The College of the University of Chicago and the Digital Genres Initiative present Digital Genres: Semiotic Technologies this Side of the Millennium, a two-day conference exploring how digital forms of communication are changing our lives. On May 30-31, 2003 at the University of Chicago, scholars from Illinois to India will meet for papers and conversations in an environment where the internet and the academy cross-pollinate.

"80 years ago, critics argued that movies and jazz were passing fads, not real art," says conference organizer Alex Golub, a graduate student in the Department of Anthropology. "Today we're going through similar changes, but most critics are barely even aware of video games and weblogging." Meanwhile, consumers spend more money and time on these forms of entertainment than all of the Hollywood film industry. By opening up hugely popular but sometimes hidden new online worlds to critical analysis, the conference aims at doing for today's digital culture what a few cutting-edge critics did for pop culture eighty years ago.

Golub says that "Digital and network technologies are creating new methods of communication that, like the popular genres of the 1920's, allow new forms of creativity and expression. With this conference we want to see what people are doing with these new forms. In 1924 Gilbert Seldes' The 7 Lively Arts argued that popular genres like movies and jazz deserved the same attention critics gave the fine arts. His view was controversial at the time but is now widely accepted. Yet today writers who accept even comic books as fine art dismiss computer entertainment as mindless, while never having played a video game or hung out in a chat room. But these digital genres - the ones that will preoccupy us on this side of the millennium - are the true successors to the lively arts of the 1920s." At the conference, an unusual combination of historians and anthropologists, programmers and internet users will come together to explore what weblogs, massively multiplayer games, fan fiction, chat rooms, and other popular digital genres tell us about how humans create and communicate today.

Panels will cover the whole range of digital culture, including papers on religion online; fan fiction; video games and virtual worlds; digital identity and branding; "real" spaces and simulated spaces; and the history and impact of previous semiotic technologies like the alphabet, the Talmud and the telegraph. Among the participants will be:

University of Chicago professor Robert Moore, who studies language use in the corporate culture of the Internet bubble era, and the semiotics of brands and marketing in the contemporary world. Chicago anthropology students who do their fieldwork among net users and hackers, like Biella Coleman, who works in Silicon Valley exploring the ethics of the community that created the well-known 'Linux' operating system, and Aditya Sood, who studies the rise of internet kiosks in rural India.
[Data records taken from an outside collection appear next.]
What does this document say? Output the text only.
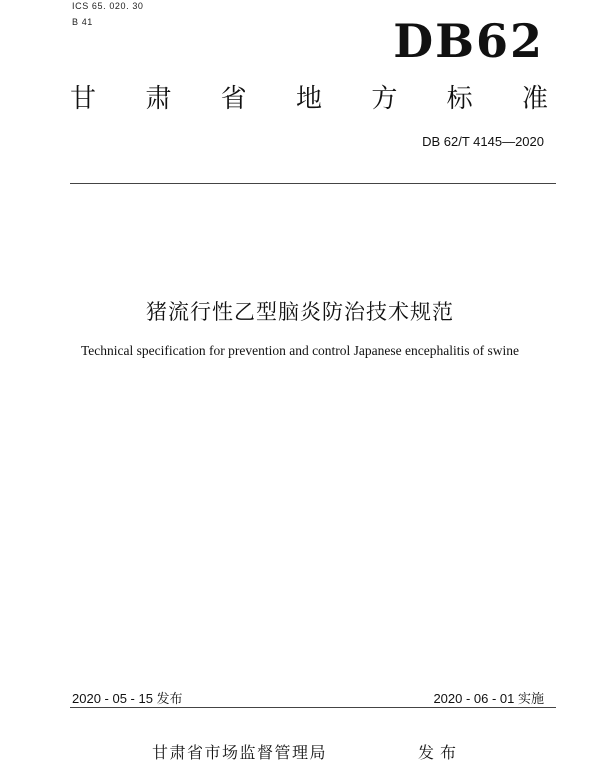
ICS 65. 020. 30
B 41	DB62
甘 肃 省 地 方 标 准
DB 62/T 4145—2020
猪流行性乙型脑炎防治技术规范
Technical specification for prevention and control Japanese encephalitis of swine
2020 - 05 - 15 发布	2020 - 06 - 01 实施
甘肃省市场监督管理局	发布
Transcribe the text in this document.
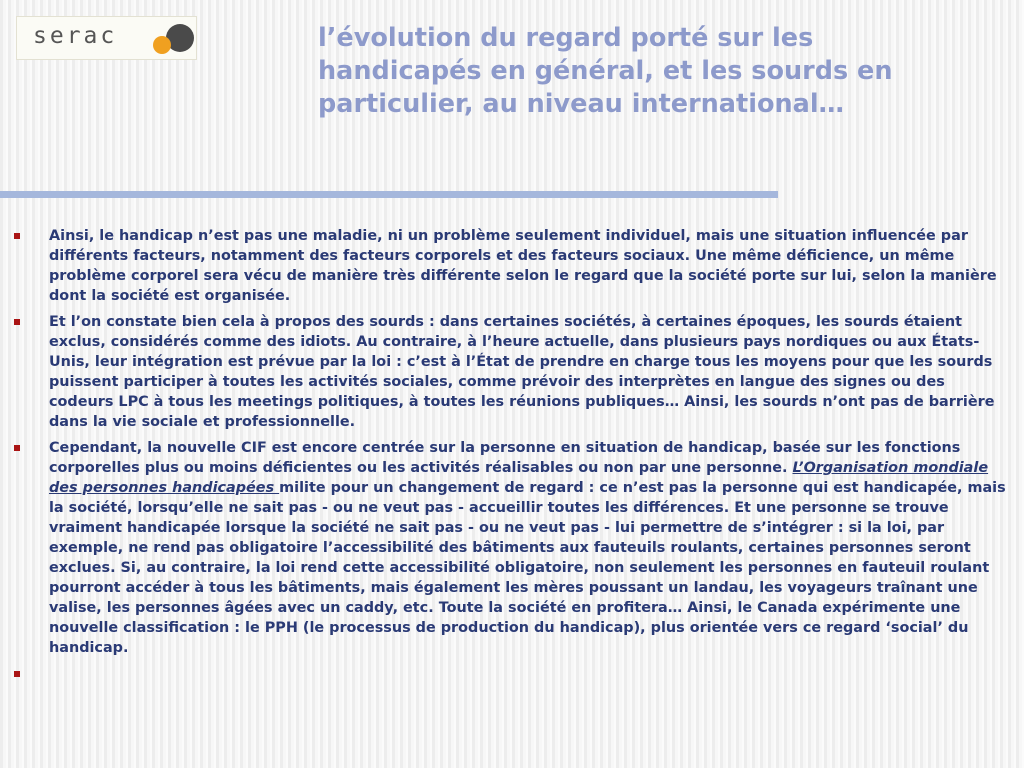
serac	l’évolution du regard porté sur les handicapés en général, et les sourds en particulier, au niveau international…
Ainsi, le handicap n’est pas une maladie, ni un problème seulement individuel, mais une situation influencée par différents facteurs, notamment des facteurs corporels et des facteurs sociaux. Une même déficience, un même problème corporel sera vécu de manière très différente selon le regard que la société porte sur lui, selon la manière dont la société est organisée.
Et l’on constate bien cela à propos des sourds : dans certaines sociétés, à certaines époques, les sourds étaient exclus, considérés comme des idiots. Au contraire, à l’heure actuelle, dans plusieurs pays nordiques ou aux États-Unis, leur intégration est prévue par la loi : c’est à l’État de prendre en charge tous les moyens pour que les sourds puissent participer à toutes les activités sociales, comme prévoir des interprètes en langue des signes ou des codeurs LPC à tous les meetings politiques, à toutes les réunions publiques… Ainsi, les sourds n’ont pas de barrière dans la vie sociale et professionnelle.
Cependant, la nouvelle CIF est encore centrée sur la personne en situation de handicap, basée sur les fonctions corporelles plus ou moins déficientes ou les activités réalisables ou non par une personne. L’Organisation mondiale des personnes handicapées milite pour un changement de regard : ce n’est pas la personne qui est handicapée, mais la société, lorsqu’elle ne sait pas - ou ne veut pas - accueillir toutes les différences. Et une personne se trouve vraiment handicapée lorsque la société ne sait pas - ou ne veut pas - lui permettre de s’intégrer : si la loi, par exemple, ne rend pas obligatoire l’accessibilité des bâtiments aux fauteuils roulants, certaines personnes seront exclues. Si, au contraire, la loi rend cette accessibilité obligatoire, non seulement les personnes en fauteuil roulant pourront accéder à tous les bâtiments, mais également les mères poussant un landau, les voyageurs traînant une valise, les personnes âgées avec un caddy, etc. Toute la société en profitera… Ainsi, le Canada expérimente une nouvelle classification : le PPH (le processus de production du handicap), plus orientée vers ce regard ‘social’ du handicap.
Edward Castronova, the first economist to demonstrate that buying and selling of items in virtual worlds produced an economy with a higher GDP than Russia. Greg Costikyan, a game designer and science fiction novelist who has designed some of the best known computer games of all time. David Weinberger, author of a major manifesto of internet culture, Small Pieces Loosely Joined, co-author of the influential Cluetrain Manifesto, and a frequent commentator on NPR's All Things Considered.

All in all, the conference will feature scholars from twelve different universities, speakers from five countries, two ordained priests, one rabbi, and a former comedy writer for Woody Allen. Participation is free and the press and public are invited. More information is available at digitalgenres.org.